What happens when a franchise built on the subversion of horror cliches finally succumbs to them? With “Scream 7,” a series once defined by its satirism of slasher formulas is forced to face whether “Scream” has become exactly what it was created to mock.
Since the release of the original “Scream” in 1996, the series has purposefully toed the line between slasher-style horror and self-aware satire, examining common tropes of the genre while simultaneously employing them. At the center of this formula is the protagonist and eternal final girl, Sidney Prescott (Neve Campbell). In “Scream 7,” Sidney returns as the main character for the first time since “Scream 4,” now settled into life in small-town Indiana with her husband, Mark (Joel McHale), and teenage daughter, Tatum (Isabel May). Naturally, Ghostface, the familiar mantle taken by all “Scream” villains, is back to target Tatum and her friends.
The film’s strongest suit is its set design creativity. In one sequence, Ghostface murders Tatum’s friend, Hannah (McKenna Grace), during a theater rehearsal while she hangs mid-scene from a harness, rendering her completely powerless as Ghostface attacks her. A similar vulnerability is exhibited by Tatum and Sidney in a scene where they hide inside the narrow walls of their home as Ghostface stabs through the drywall they are wedged behind, forcing Sidney to improvise an escape.

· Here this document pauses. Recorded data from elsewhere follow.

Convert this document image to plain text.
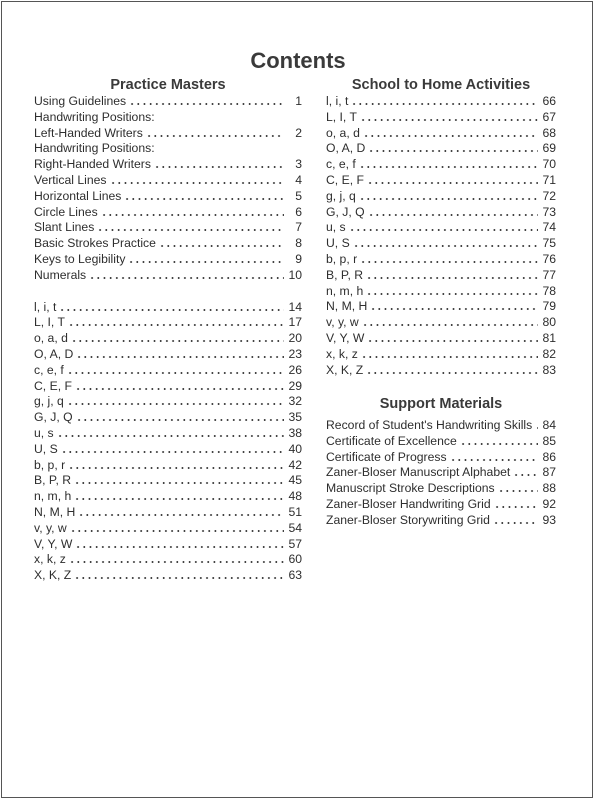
Contents
Practice Masters
Using Guidelines	1
Handwriting Positions:
Left-Handed Writers	2
Handwriting Positions:
Right-Handed Writers	3
Vertical Lines	4
Horizontal Lines	5
Circle Lines	6
Slant Lines	7
Basic Strokes Practice	8
Keys to Legibility	9
Numerals	10
l, i, t	14
L, I, T	17
o, a, d	20
O, A, D	23
c, e, f	26
C, E, F	29
g, j, q	32
G, J, Q	35
u, s	38
U, S	40
b, p, r	42
B, P, R	45
n, m, h	48
N, M, H	51
v, y, w	54
V, Y, W	57
x, k, z	60
X, K, Z	63
School to Home Activities
l, i, t	66
L, I, T	67
o, a, d	68
O, A, D	69
c, e, f	70
C, E, F	71
g, j, q	72
G, J, Q	73
u, s	74
U, S	75
b, p, r	76
B, P, R	77
n, m, h	78
N, M, H	79
v, y, w	80
V, Y, W	81
x, k, z	82
X, K, Z	83
Support Materials
Record of Student's Handwriting Skills 84
Certificate of Excellence	85
Certificate of Progress	86
Zaner-Bloser Manuscript Alphabet	87
Manuscript Stroke Descriptions	88
Zaner-Bloser Handwriting Grid	92
Zaner-Bloser Storywriting Grid	93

Unfortunately, these few exciting scenes are unable to overcome the lack of foundation that the movie suffers from, specifically in its absence of character depth. The majority of the cast consists of newcomers, making “Scream 7” lean heavily on the crutch of creative production design and shocking gore. However, the Ghostface attacks’ chilling violence still doesn’t thrill the audience, as viewers have no reason to care about the outcomes of these characters. As for the characters that long-time viewers should care about, even they fare poorly. Sidney and familiar newscaster Gale Weathers (Courteney Cox) return as insufficient caricatures of themselves — most glaringly, with Sidney making careless mistakes completely out of character for a girl so well-versed in survival. Meanwhile, the extremely publicized return of Matthew Lillard as Stu Macher from the original “Scream” was exceptionally disappointing. Rather than fully committing to the popular fan theory that Stu survived the events of “Scream,” the film plays it as safe as possible, with Lillard returning as an AI rendering of Stu, rather than the character reborn.

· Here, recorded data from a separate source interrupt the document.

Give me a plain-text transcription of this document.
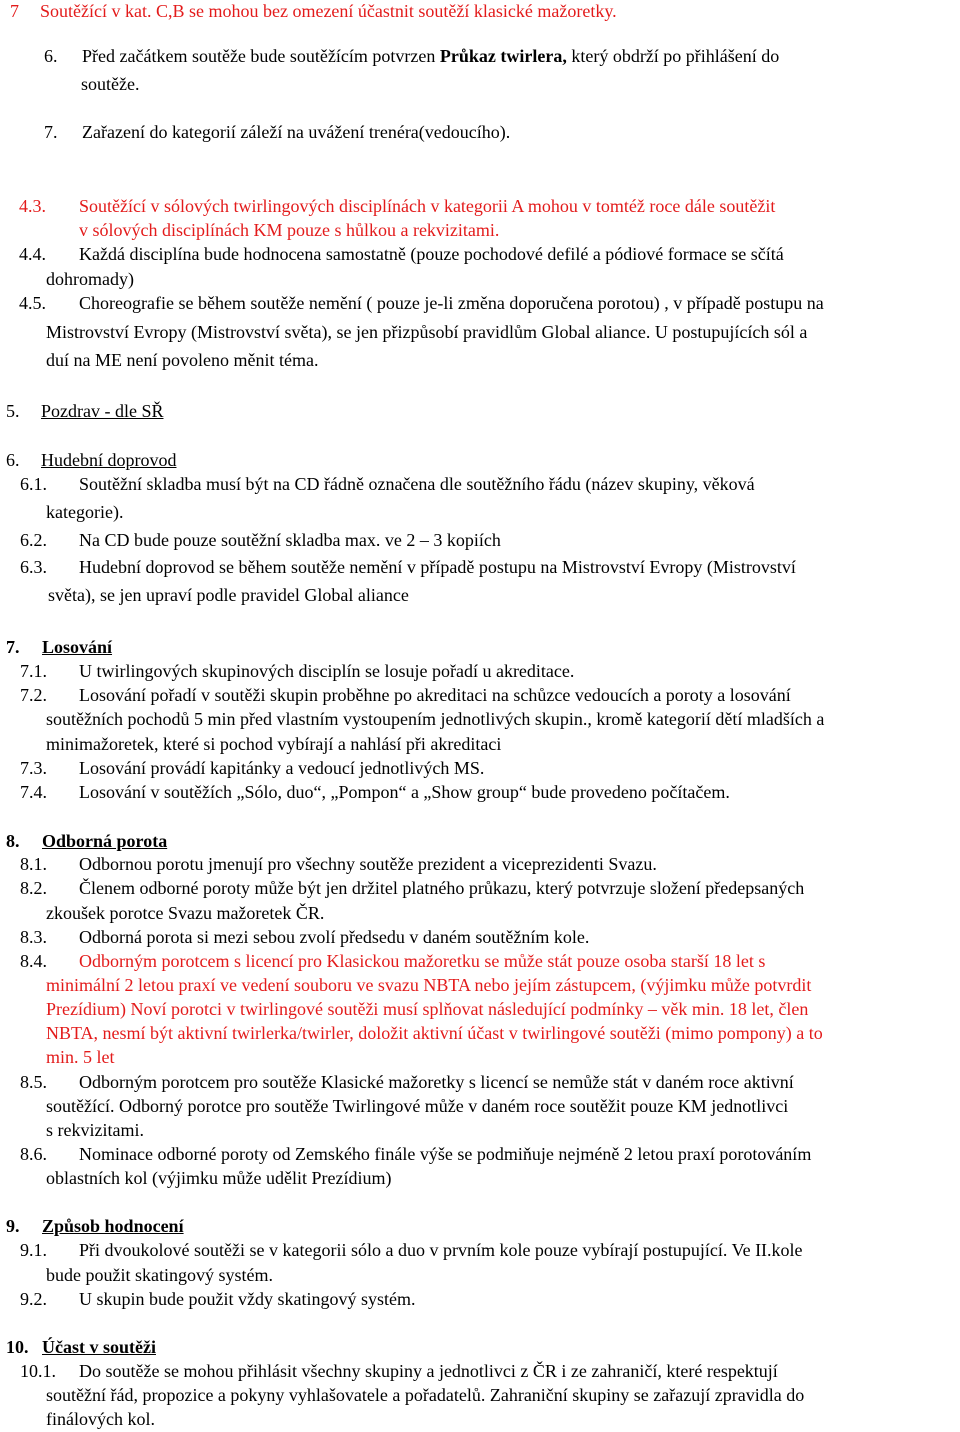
7 Soutěžící v kat. C,B se mohou bez omezení účastnit soutěží klasické mažoretky.
6. Před začátkem soutěže bude soutěžícím potvrzen Průkaz twirlera, který obdrží po přihlášení do
soutěže.
7. Zařazení do kategorií záleží na uvážení trenéra(vedoucího).
4.3. Soutěžící v sólových twirlingových disciplínách v kategorii A mohou v tomtéž roce dále soutěžit
v sólových disciplínách KM pouze s hůlkou a rekvizitami.
4.4. Každá disciplína bude hodnocena samostatně (pouze pochodové defilé a pódiové formace se sčítá
dohromady)
4.5. Choreografie se během soutěže nemění ( pouze je-li změna doporučena porotou) , v případě postupu na
Mistrovství Evropy (Mistrovství světa), se jen přizpůsobí pravidlům Global aliance. U postupujících sól a
duí na ME není povoleno měnit téma.
5. Pozdrav - dle SŘ
6. Hudební doprovod
6.1. Soutěžní skladba musí být na CD řádně označena dle soutěžního řádu (název skupiny, věková
kategorie).
6.2. Na CD bude pouze soutěžní skladba max. ve 2 – 3 kopiích
6.3. Hudební doprovod se během soutěže nemění v případě postupu na Mistrovství Evropy (Mistrovství
světa), se jen upraví podle pravidel Global aliance
7. Losování
7.1. U twirlingových skupinových disciplín se losuje pořadí u akreditace.
7.2. Losování pořadí v soutěži skupin proběhne po akreditaci na schůzce vedoucích a poroty a losování
soutěžních pochodů 5 min před vlastním vystoupením jednotlivých skupin., kromě kategorií dětí mladších a
minimažoretek, které si pochod vybírají a nahlásí při akreditaci
7.3. Losování provádí kapitánky a vedoucí jednotlivých MS.
7.4. Losování v soutěžích „Sólo, duo“, „Pompon“ a „Show group“ bude provedeno počítačem.
8. Odborná porota
8.1. Odbornou porotu jmenují pro všechny soutěže prezident a viceprezidenti Svazu.
8.2. Členem odborné poroty může být jen držitel platného průkazu, který potvrzuje složení předepsaných
zkoušek porotce Svazu mažoretek ČR.
8.3. Odborná porota si mezi sebou zvolí předsedu v daném soutěžním kole.
8.4. Odborným porotcem s licencí pro Klasickou mažoretku se může stát pouze osoba starší 18 let s
minimální 2 letou praxí ve vedení souboru ve svazu NBTA nebo jejím zástupcem, (výjimku může potvrdit
Prezídium) Noví porotci v twirlingové soutěži musí splňovat následující podmínky – věk min. 18 let, člen
NBTA, nesmí být aktivní twirlerka/twirler, doložit aktivní účast v twirlingové soutěži (mimo pompony) a to
min. 5 let
8.5. Odborným porotcem pro soutěže Klasické mažoretky s licencí se nemůže stát v daném roce aktivní
soutěžící. Odborný porotce pro soutěže Twirlingové může v daném roce soutěžit pouze KM jednotlivci
s rekvizitami.
8.6. Nominace odborné poroty od Zemského finále výše se podmiňuje nejméně 2 letou praxí porotováním
oblastních kol (výjimku může udělit Prezídium)
9. Způsob hodnocení
9.1. Při dvoukolové soutěži se v kategorii sólo a duo v prvním kole pouze vybírají postupující. Ve II.kole
bude použit skatingový systém.
9.2. U skupin bude použit vždy skatingový systém.
10. Účast v soutěži
10.1. Do soutěže se mohou přihlásit všechny skupiny a jednotlivci z ČR i ze zahraničí, které respektují
soutěžní řád, propozice a pokyny vyhlašovatele a pořadatelů. Zahraniční skupiny se zařazují zpravidla do
finálových kol.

The film’s disjointed character roster is especially disappointing considering the groundwork laid by the two preceding “Scream” installments, which established the daughter of Billy Loomis (Skeet Ulrich) as the scream queen of the next generation, alongside her sister, Tara (Jenna Ortega). Their dynamic successfully held its own, even allowing for protagonist Sidney’s absence from “Scream 6” to feel natural; the “final girl” torch had been passed.
This momentum collapsed, though, following the 2023 firing of Barrera over several Israel social media posts decrying Israel’s violence in the Israel-Hamas war, prompting Ortega to depart from the project in solidarity. The result is this movie’s centering on Sidney being less triumphant and more like desperate damage control — the “final girl torch” was awkwardly thrust back into Neve Campbell’s arms, along with a lazy script and a $7 million salary to soften the blow.

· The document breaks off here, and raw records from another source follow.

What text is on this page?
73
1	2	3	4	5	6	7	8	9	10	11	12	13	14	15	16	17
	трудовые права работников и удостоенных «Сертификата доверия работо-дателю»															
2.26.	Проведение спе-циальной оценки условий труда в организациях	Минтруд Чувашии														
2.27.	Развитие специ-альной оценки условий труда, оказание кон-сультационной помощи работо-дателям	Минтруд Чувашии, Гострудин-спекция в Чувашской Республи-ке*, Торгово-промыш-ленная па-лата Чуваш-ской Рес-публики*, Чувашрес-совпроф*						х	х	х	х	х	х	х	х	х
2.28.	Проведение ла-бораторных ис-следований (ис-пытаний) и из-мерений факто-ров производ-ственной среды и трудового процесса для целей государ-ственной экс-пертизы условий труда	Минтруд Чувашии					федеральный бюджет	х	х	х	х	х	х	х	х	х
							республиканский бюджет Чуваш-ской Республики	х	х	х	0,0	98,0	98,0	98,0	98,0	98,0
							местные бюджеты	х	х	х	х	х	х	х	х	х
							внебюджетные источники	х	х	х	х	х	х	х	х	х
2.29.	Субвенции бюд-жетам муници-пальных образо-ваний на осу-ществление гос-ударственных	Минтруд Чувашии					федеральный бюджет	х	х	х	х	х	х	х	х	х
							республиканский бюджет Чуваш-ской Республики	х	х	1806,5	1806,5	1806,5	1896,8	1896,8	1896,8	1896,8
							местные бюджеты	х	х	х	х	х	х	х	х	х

The final act only compounds the film’s glaring issues. In “Scream” movies, the unmasking scene that reveals who has been executing the murders all along is generally the most satisfying scene of the whole film — it’s when all of the pieces finally fall into place. This Ghostface reveal, though, was easily the worst in the franchise, with the killer’s motivations seemingly retroactively formulated and especially unsatisfying considering the guilty party was selected from characters so inconsequential that it was hard to remember whether they’d even been seen before.
At its best, “Scream” is more than just a franchise of horror movies, but also a teasing tribute to the genre. Its characters weaponize trope awareness, with the formulaic nature of slasher movies serving as a punchline as well as a survival guide. Simultaneously, the films criticize Hollywood’s obsession with disrespecting the victims of true crimes and its insatiable appetite for cash-grab sequels. “Scream 7,” in contrast, has little room to criticize, as any criticism carried over from previous films would only be hypocrisy.
“Scream 7” is an embarrassing departure from the franchise’s roots, built upon recycling familiar, tired faces and begging audiences to applaud their return, because, apparently, in Hollywood, nostalgia sells. And “Scream 7,” indisputably, sold, as it is the highest-grossing of any previous movies in the franchise. What “Scream 7” delivers, though, is far from the self-aware satire viewers are nostalgic for in the first place, leaving nothing but a hollow, desperate imitation, as the movie becomes precisely the type of slasher flick that “Scream” (1996) once gleefully dissected.